Les premières victimes de cette politique de négation
seront les citoyens turcs eux-mêmes, leurs droits et leurs
libertés. Ainsi, la FIDH a appris avec inquiétude
l’arrestation et le jugement en comparution immédiate
le 30 mai dernier, dans la province de Kilis, de six enseignants
qui avaient osé demandé avec insistance au sous-préfet
d’Elbely des détails sur la procédure de
mise en application de ces mesures. Ceci constitue une violation
du droit fondamental à la liberté d’expression,
garanti notamment par l’article 19 du Pacte international
sur les droits civils et politiques ratifié par la Turquie.
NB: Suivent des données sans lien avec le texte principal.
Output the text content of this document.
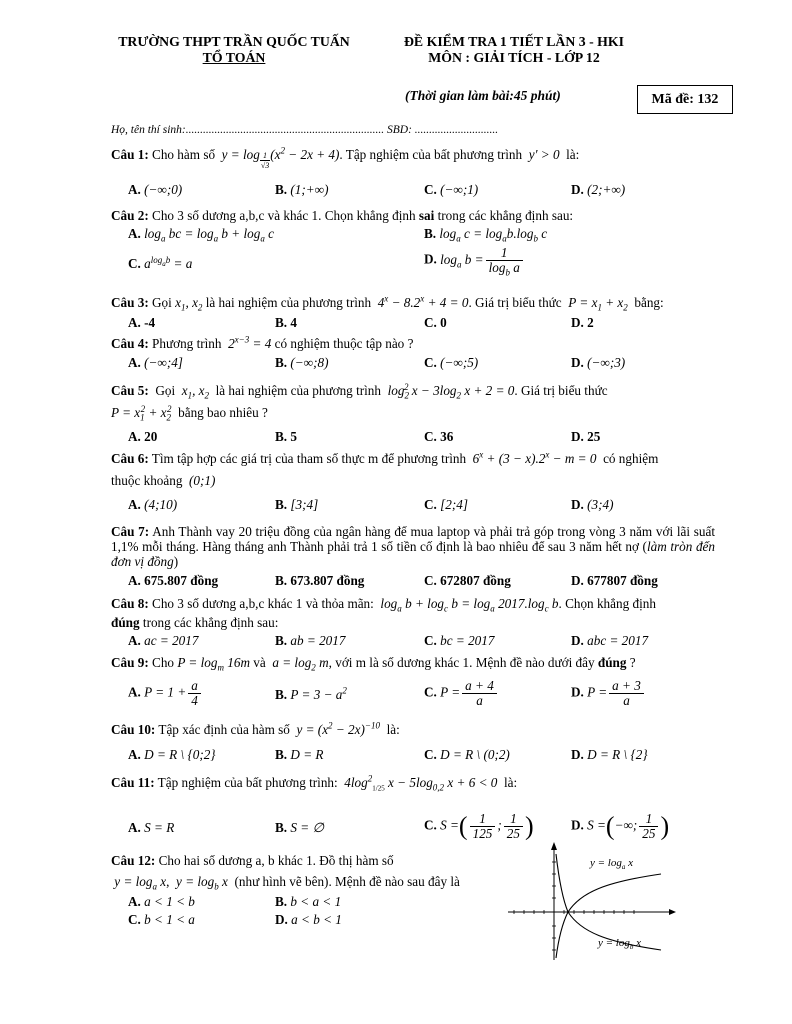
TRƯỜNG THPT TRẦN QUỐC TUẤN
TỔ TOÁN
ĐỀ KIỂM TRA 1 TIẾT LẦN 3 - HKI
MÔN : GIẢI TÍCH - LỚP 12
(Thời gian làm bài:45 phút)	Mã đề: 132
Họ, tên thí sinh:..................................................................... SBD: .............................
Câu 1: Cho hàm số  y = log $_{\frac{1}{√3}}$ $(x^2 - 2x + 4)$. Tập nghiệm của bất phương trình  y′ > 0 là:
A. (−∞;0)	B. (1;+∞)	C. (−∞;1)	D. (2;+∞)
Câu 2: Cho 3 số dương a,b,c và khác 1. Chọn khẳng định sai trong các khẳng định sau:
A. $\log_a$ bc = $\log_a b + \log_a c$	B. $\log_a c = \log_ab.\log_b$ c
C. $a^{log_ab} = a$	D. $\log_a b = \frac{1}{\log_b a}$
Câu 3: Gọi $x_1$, $x_2$ là hai nghiệm của phương trình  $4^x - 8.2^x + 4 = 0$. Giá trị biểu thức  $P = x_1 + x_2$ bằng:
A. -4	B. 4	C. 0	D. 2
Câu 4: Phương trình  $2^{x-3} = 4$ có nghiệm thuộc tập nào ?
A. (−∞;4]	B. (−∞;8)	C. (−∞;5)	D. (−∞;3)
Câu 5: Gọi $x_1$, $x_2$ là hai nghiệm của phương trình $\log_2^2 x - 3\log_2$ x + 2 = 0. Giá trị biểu thức
$P = x_1^2 + x_2^2$ bằng bao nhiêu ?
A. 20	B. 5	C. 36	D. 25
Câu 6: Tìm tập hợp các giá trị của tham số thực m để phương trình  $6^x + (3 - x).2^x - m = 0$ có nghiệm
thuộc khoảng  (0;1)
A. (4;10)	B. [3;4]	C. [2;4]	D. (3;4)
Câu 7: Anh Thành vay 20 triệu đồng của ngân hàng để mua laptop và phải trả góp trong vòng 3 năm với lãi suất 1,1% mỗi tháng. Hàng tháng anh Thành phải trả 1 số tiền cố định là bao nhiêu để sau 3 năm hết nợ (làm tròn đến đơn vị đồng)
A. 675.807 đồng	B. 673.807 đồng	C. 672807 đồng	D. 677807 đồng
Câu 8: Cho 3 số dương a,b,c khác 1 và thỏa mãn:  $\log_a b + \log_c b = \log_a 2017.\log_c$ b. Chọn khẳng định
đúng trong các khẳng định sau:
A. ac = 2017	B. ab = 2017	C. bc = 2017	D. abc = 2017
Câu 9: Cho $P = \log_m 16m$ và  $a = \log_2 m$, với m là số dương khác 1. Mệnh đề nào dưới đây đúng ?
A. $P = 1 + \frac{a}{4}$	B. $P = 3 - a^2$	C. $P = \frac{a + 4}{a}$	D. $P = \frac{a + 3}{a}$
Câu 10: Tập xác định của hàm số  $y = (x^2 - 2x)^{-10}$ là:
A. D = R \ {0;2}	B. D = R	C. D = R \ (0;2)	D. D = R \ {2}
Câu 11: Tập nghiệm của bất phương trình:  $4\log^2_{1/25}$ $x - 5\log_{0,2}$ x + 6 < 0 là:
A. S = R	B. S = ∅	C. S =( $\frac{1}{125}$ ; $\frac{1}{25}$ )	D. S =(−∞; $\frac{1}{25}$ )
Câu 12: Cho hai số dương a, b khác 1. Đồ thị hàm số
$y = \log_a x$,  $y = \log_b x$ (như hình vẽ bên). Mệnh đề nào sau đây là
A. a < 1 < b	B. b < a < 1
C. b < 1 < a	D. a < b < 1
$y = \log_a x$
$y = \log_b x$
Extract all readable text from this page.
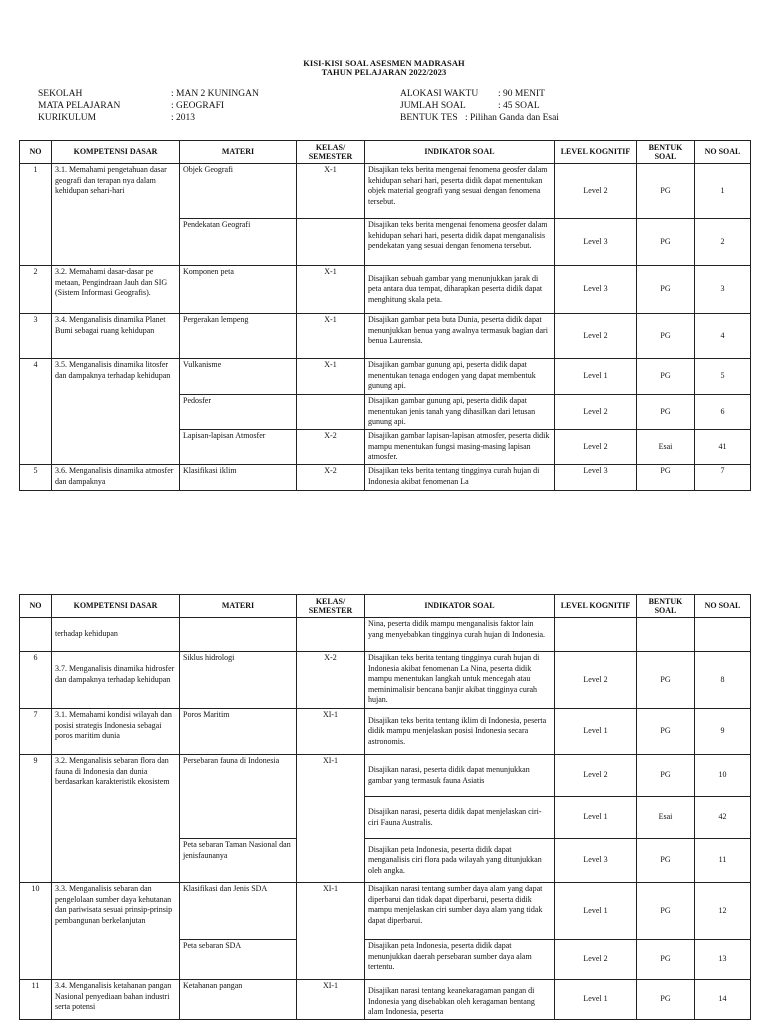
KISI-KISI SOAL ASESMEN MADRASAH
TAHUN PELAJARAN 2022/2023
SEKOLAH	: MAN 2 KUNINGAN
MATA PELAJARAN	: GEOGRAFI
KURIKULUM	: 2013
ALOKASI WAKTU : 90 MENIT
JUMLAH SOAL	: 45 SOAL
BENTUK TES : Pilihan Ganda dan Esai
NO	KOMPETENSI DASAR	MATERI	KELAS/ SEMESTER	INDIKATOR SOAL	LEVEL KOGNITIF	BENTUK SOAL	NO SOAL
1	3.1. Memahami pengetahuan dasar geografi dan terapan nya dalam kehidupan sehari-hari	Objek Geografi	X-1	Disajikan teks berita mengenai fenomena geosfer dalam kehidupan sehari hari, peserta didik dapat menentukan objek material geografi yang sesuai dengan fenomena tersebut.	Level 2	PG	1
		Pendekatan Geografi		Disajikan teks berita mengenai fenomena geosfer dalam kehidupan sehari hari, peserta didik dapat menganalisis pendekatan yang sesuai dengan fenomena tersebut.	Level 3	PG	2
2	3.2. Memahami dasar-dasar pe metaan, Pengindraan Jauh dan SIG (Sistem Informasi Geografis).	Komponen peta	X-1	Disajikan sebuah gambar yang menunjukkan jarak di peta antara dua tempat, diharapkan peserta didik dapat menghitung skala peta.	Level 3	PG	3
3	3.4. Menganalisis dinamika Planet Bumi sebagai ruang kehidupan	Pergerakan lempeng	X-1	Disajikan gambar peta buta Dunia, peserta didik dapat menunjukkan benua yang awalnya termasuk bagian dari benua Laurensia.	Level 2	PG	4
4	3.5. Menganalisis dinamika litosfer dan dampaknya terhadap kehidupan	Vulkanisme	X-1	Disajikan gambar gunung api, peserta didik dapat menentukan tenaga endogen yang dapat membentuk gunung api.	Level 1	PG	5
		Pedosfer		Disajikan gambar gunung api, peserta didik dapat menentukan jenis tanah yang dihasilkan dari letusan gunung api.	Level 2	PG	6
		Lapisan-lapisan Atmosfer	X-2	Disajikan gambar lapisan-lapisan atmosfer, peserta didik mampu menentukan fungsi masing-masing lapisan atmosfer.	Level 2	Esai	41
5	3.6. Menganalisis dinamika atmosfer dan dampaknya	Klasifikasi iklim	X-2	Disajikan teks berita tentang tingginya curah hujan di Indonesia akibat fenomenan La	Level 3	PG	7
NO	KOMPETENSI DASAR	MATERI	KELAS/ SEMESTER	INDIKATOR SOAL	LEVEL KOGNITIF	BENTUK SOAL	NO SOAL
	terhadap kehidupan			Nina, peserta didik mampu menganalisis faktor lain yang menyebabkan tingginya curah hujan di Indonesia.			
6	3.7. Menganalisis dinamika hidrosfer dan dampaknya terhadap kehidupan	Siklus hidrologi	X-2	Disajikan teks berita tentang tingginya curah hujan di Indonesia akibat fenomenan La Nina, peserta didik mampu menentukan langkah untuk mencegah atau meminimalisir bencana banjir akibat tingginya curah hujan.	Level 2	PG	8
7	3.1. Memahami kondisi wilayah dan posisi strategis Indonesia sebagai poros maritim dunia	Poros Maritim	XI-1	Disajikan teks berita tentang iklim di Indonesia, peserta didik mampu menjelaskan posisi Indonesia secara astronomis.	Level 1	PG	9
9	3.2. Menganalisis sebaran flora dan fauna di Indonesia dan dunia berdasarkan karakteristik ekosistem	Persebaran fauna di Indonesia	XI-1	Disajikan narasi, peserta didik dapat menunjukkan gambar yang termasuk fauna Asiatis	Level 2	PG	10
				Disajikan narasi, peserta didik dapat menjelaskan ciri-ciri Fauna Australis.	Level 1	Esai	42
		Peta sebaran Taman Nasional dan jenisfaunanya		Disajikan peta Indonesia, peserta didik dapat menganalisis ciri flora pada wilayah yang ditunjukkan oleh angka.	Level 3	PG	11
10	3.3. Menganalisis sebaran dan pengelolaan sumber daya kehutanan dan pariwisata sesuai prinsip-prinsip pembangunan berkelanjutan	Klasifikasi dan Jenis SDA	XI-1	Disajikan narasi tentang sumber daya alam yang dapat diperbarui dan tidak dapat diperbarui, peserta didik mampu menjelaskan ciri sumber daya alam yang tidak dapat diperbarui.	Level 1	PG	12
		Peta sebaran SDA		Disajikan peta Indonesia, peserta didik dapat menunjukkan daerah persebaran sumber daya alam tertentu.	Level 2	PG	13
11	3.4. Menganalisis ketahanan pangan Nasional penyediaan bahan industri serta potensi	Ketahanan pangan	XI-1	Disajikan narasi tentang keanekaragaman pangan di Indonesia yang disebabkan oleh keragaman bentang alam Indonesia, peserta	Level 1	PG	14
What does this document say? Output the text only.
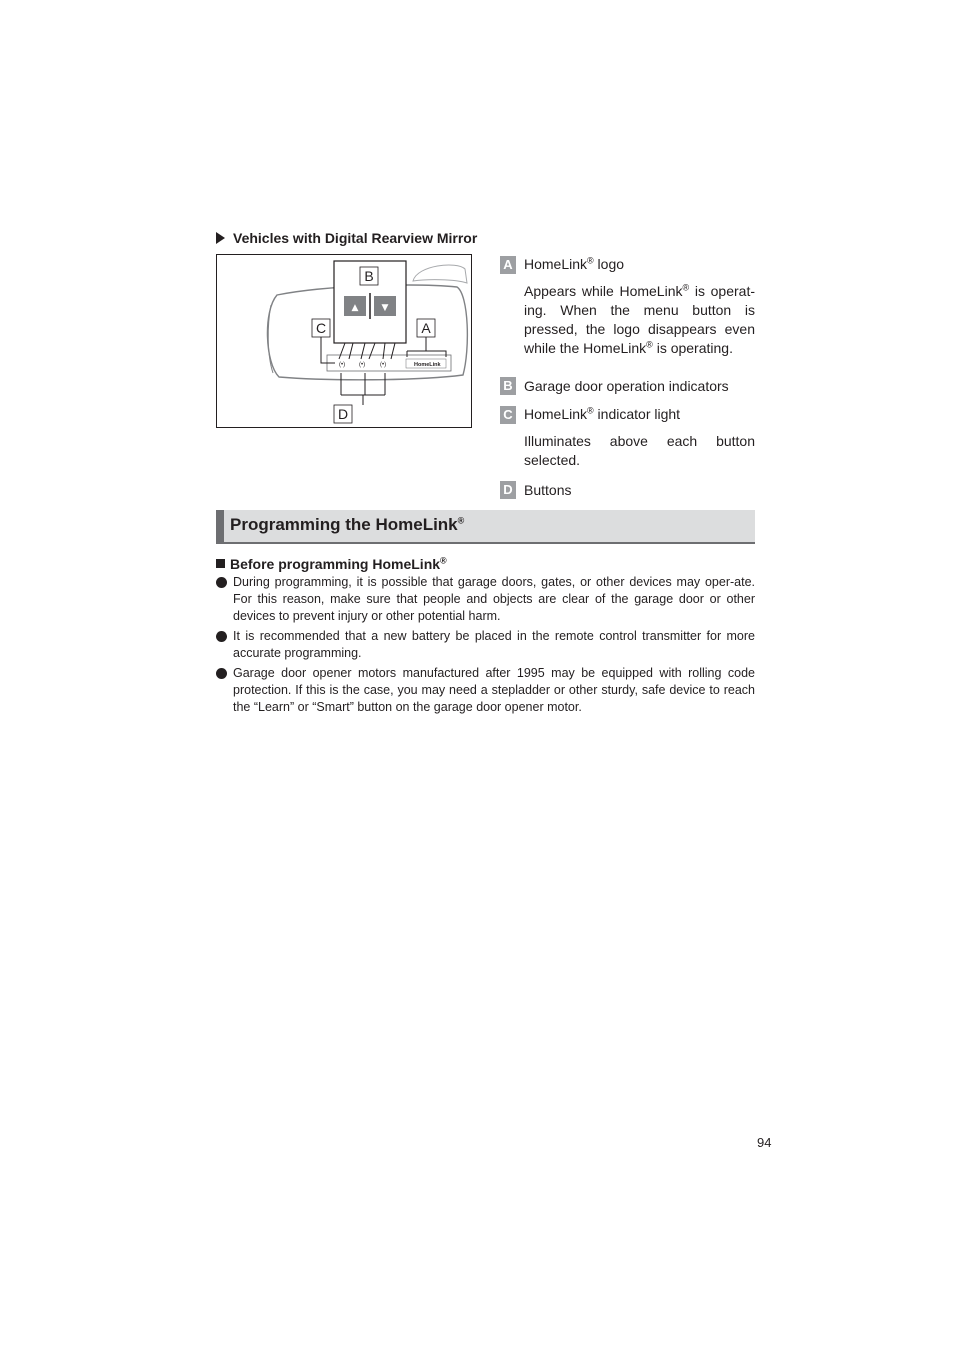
Vehicles with Digital Rearview Mirror
(•) (•) (•)	HomeLink
▲	▼
B
C	A
D
A HomeLink® logo
Appears while HomeLink® is operat-ing. When the menu button is pressed, the logo disappears even while the HomeLink® is operating.
B Garage door operation indicators
C HomeLink® indicator light
Illuminates above each button selected.
D Buttons
Programming the HomeLink®
Before programming HomeLink®
During programming, it is possible that garage doors, gates, or other devices may oper-ate. For this reason, make sure that people and objects are clear of the garage door or other devices to prevent injury or other potential harm.
It is recommended that a new battery be placed in the remote control transmitter for more accurate programming.
Garage door opener motors manufactured after 1995 may be equipped with rolling code protection. If this is the case, you may need a stepladder or other sturdy, safe device to reach the “Learn” or “Smart” button on the garage door opener motor.
94
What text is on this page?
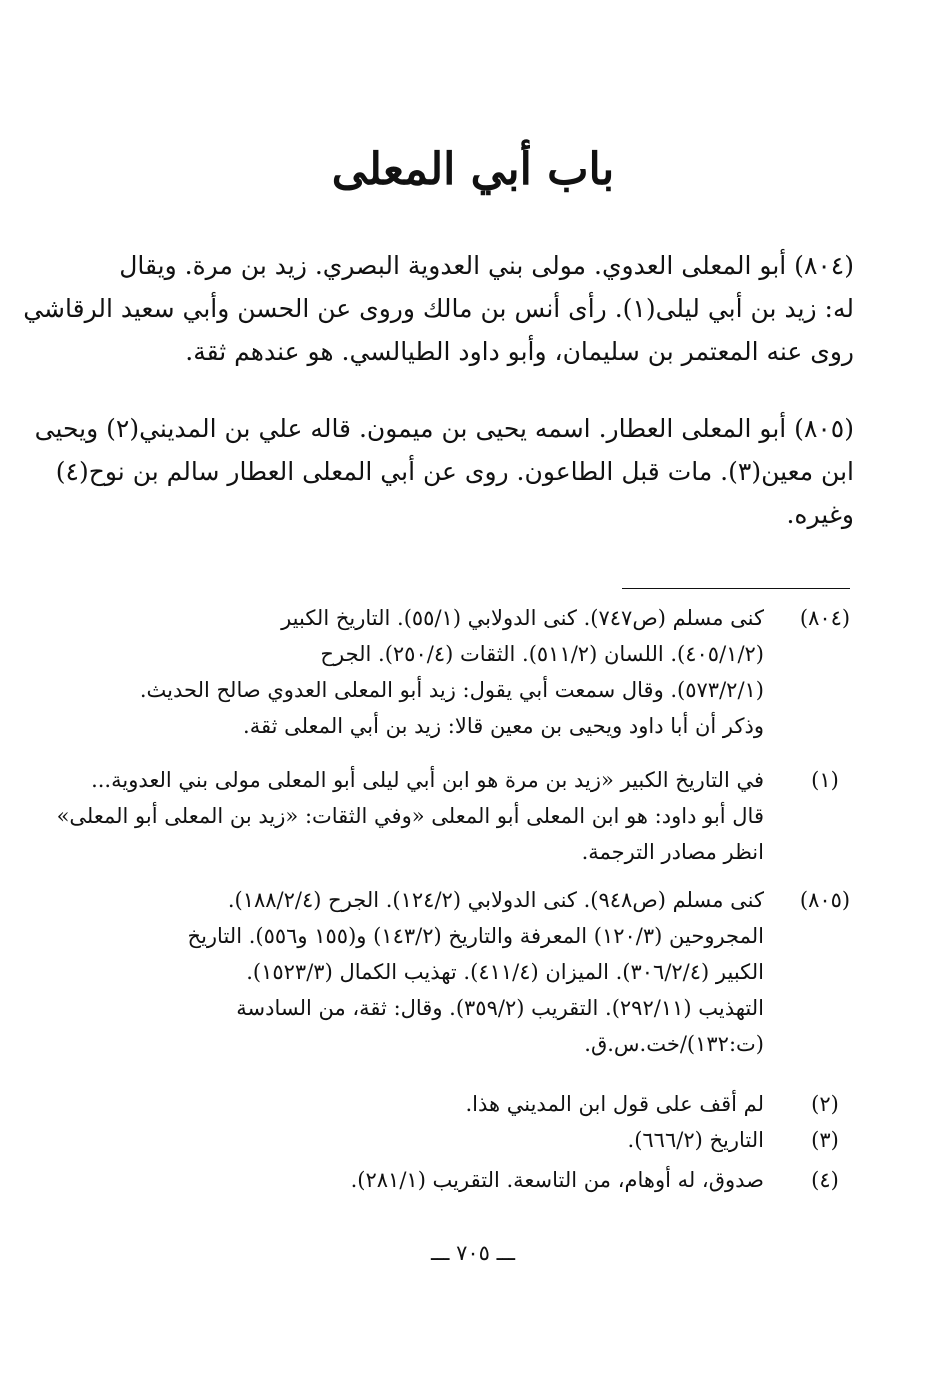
باب أبي المعلى
(٨٠٤) أبو المعلى العدوي. مولى بني العدوية البصري. زيد بن مرة. ويقال
له: زيد بن أبي ليلى(١). رأى أنس بن مالك وروى عن الحسن وأبي سعيد الرقاشي
روى عنه المعتمر بن سليمان، وأبو داود الطيالسي. هو عندهم ثقة.
(٨٠٥) أبو المعلى العطار. اسمه يحيى بن ميمون. قاله علي بن المديني(٢) ويحيى
ابن معين(٣). مات قبل الطاعون. روى عن أبي المعلى العطار سالم بن نوح(٤)
وغيره.
(٨٠٤)
كنى مسلم (ص٧٤٧). كنى الدولابي (٥٥/١). التاريخ الكبير
(٤٠٥/١/٢). اللسان (٥١١/٢). الثقات (٢٥٠/٤). الجرح
(٥٧٣/٢/١). وقال سمعت أبي يقول: زيد أبو المعلى العدوي صالح الحديث.
وذكر أن أبا داود ويحيى بن معين قالا: زيد بن أبي المعلى ثقة.
(١)
في التاريخ الكبير «زيد بن مرة هو ابن أبي ليلى أبو المعلى مولى بني العدوية...
قال أبو داود: هو ابن المعلى أبو المعلى «وفي الثقات: «زيد بن المعلى أبو المعلى»
انظر مصادر الترجمة.
(٨٠٥)
كنى مسلم (ص٩٤٨). كنى الدولابي (١٢٤/٢). الجرح (١٨٨/٢/٤).
المجروحين (١٢٠/٣) المعرفة والتاريخ (١٤٣/٢) و(١٥٥ و٥٥٦). التاريخ
الكبير (٣٠٦/٢/٤). الميزان (٤١١/٤). تهذيب الكمال (١٥٢٣/٣).
التهذيب (٢٩٢/١١). التقريب (٣٥٩/٢). وقال: ثقة، من السادسة
(ت:١٣٢)/خت.س.ق.
(٢)
لم أقف على قول ابن المديني هذا.
(٣)
التاريخ (٦٦٦/٢).
(٤)
صدوق، له أوهام، من التاسعة. التقريب (٢٨١/١).
ـــ ٧٠٥ ـــ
Ces mesures vont clairement à l’encontre de la
Recommandation du Comité des ministres du Conseil de
l’Europe relative à l’enseignement de l’histoire
en Europe du 31 octobre 2001 qui demandait aux Etats membres
de « prendre toutes les mesures éducatives nécessaires
permettant de prévenir la répétion ou la
négation des événements dévastateurs
ayant marqué ce siècle, à savoir l’Holocauste,
les génocides ou autres crimes contre l’humanité,
les épurations ethniques, les violations massives des
droits de l’Homme (…) »
Le 5 juin dernier, le Parlement européen a adopté
une résolution sur la demande d’adhésion
de la Turquie à l’Union européenne dans
laquelle il s’est inquiété « des récentes
circulaires du ministère turc de l'éducation nationale
intimant aux écoles primaires et secondaires du pays
de prendre part à une campagne négationniste à
propos de l'oppression des minorités au cours de l'histoire
de la Turquie, en particulier à l'égard de la
communauté arménienne ».
La FIDH joint sa voix à celle du Parlement européen
et demande aux autorités turquess de retirer ces mesures
dans les plus brefs délais et de garantir en toutes circonstances
le droit à la liberté d’expression.
Surtout, la FIDH demande au gouvernement turc actuel la reconnaissance
du génocide commis envers les Arméniens en 1915-17,
conformément à la résolution du Parlement
européen du 18 juin 1987, qui soulignait « que
la démocratie ne peut être implantée solidement
dans un pays qu’à condition que celui – ci
reconnaisse et enrichisse son histoire de sa diversité
ethnique et culturelle ».
Nous vous prions de croire, Monsieur le Premier ministre, en
l'assurance de notre haute considération.